Gerhard I. (* 1232; † 21. Dezember 1290) war der einzige Graf von Holstein-Itzehoe.

Er war der zweite Sohn von Adolf IV. von Schauenburg und Holstein und Hedwig von der Lippe. Als sein Vater sich 1238 in ein Kloster zurückzog, regierte er gemeinsam mit seinem älteren Bruder Johann, anfangs unter der Vormundschaft von deren Onkel Herzog Abel von Schleswig. Als Adolf IV. 1261 starb, teilten Johann und Gerhard Holstein in die Grafschaften Holstein-Kiel und Holstein-Itzehoe, wobei Gerhard den Teil mit Stormarn, Plön und Schauenburg übernahm und in Itzehoe residierte und Johann den Teil mit Kiel, Wagrien, Ostholstein.

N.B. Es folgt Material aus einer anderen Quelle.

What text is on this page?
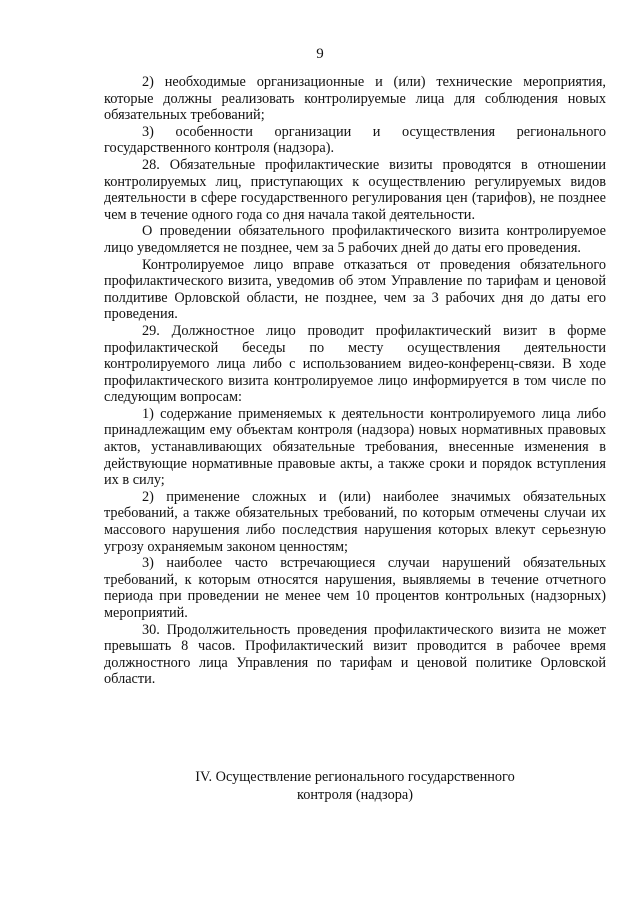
9

2) необходимые организационные и (или) технические мероприятия, которые должны реализовать контролируемые лица для соблюдения новых обязательных требований;

3) особенности организации и осуществления регионального государственного контроля (надзора).

28. Обязательные профилактические визиты проводятся в отношении контролируемых лиц, приступающих к осуществлению регулируемых видов деятельности в сфере государственного регулирования цен (тарифов), не позднее чем в течение одного года со дня начала такой деятельности.

О проведении обязательного профилактического визита контролируемое лицо уведомляется не позднее, чем за 5 рабочих дней до даты его проведения.

Контролируемое лицо вправе отказаться от проведения обязательного профилактического визита, уведомив об этом Управление по тарифам и ценовой полдитиве Орловской области, не позднее, чем за 3 рабочих дня до даты его проведения.

29. Должностное лицо проводит профилактический визит в форме профилактической беседы по месту осуществления деятельности контролируемого лица либо с использованием видео-конференц-связи. В ходе профилактического визита контролируемое лицо информируется в том числе по следующим вопросам:

1) содержание применяемых к деятельности контролируемого лица либо принадлежащим ему объектам контроля (надзора) новых нормативных правовых актов, устанавливающих обязательные требования, внесенные изменения в действующие нормативные правовые акты, а также сроки и порядок вступления их в силу;

2) применение сложных и (или) наиболее значимых обязательных требований, а также обязательных требований, по которым отмечены случаи их массового нарушения либо последствия нарушения которых влекут серьезную угрозу охраняемым законом ценностям;

3) наиболее часто встречающиеся случаи нарушений обязательных требований, к которым относятся нарушения, выявляемы в течение отчетного периода при проведении не менее чем 10 процентов контрольных (надзорных) мероприятий.

30. Продолжительность проведения профилактического визита не может превышать 8 часов. Профилактический визит проводится в рабочее время должностного лица Управления по тарифам и ценовой политике Орловской области.

IV. Осуществление регионального государственного
контроля (надзора)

Er baute dort die Herrschaft mit Rodungsbesiedlung planvoll aus, sodass mehrere Orte entstanden. 1255 schlossen die Brüder ein Handelsabkommen mit Lübeck. Gerhard bekam Rendsburg vom Bruder Johann, welches er von Dänemark zurückgewann und trat dafür Segeberg ab. Er half den Neffen in Schleswig gegen Dänemark und sicherte so das Gebiet Eckernförde. Er siegte 1262 in der Schlacht auf der Lohheide. Als sein Bruder 1263 starb, wurde er als Vormund der Söhne von Johann Regent von Kiel und Segeberg. Er stritt viel mit den Erzbischöfen von Bremen, mit Lübeck und dem Landadel und baute die Verwaltung aus.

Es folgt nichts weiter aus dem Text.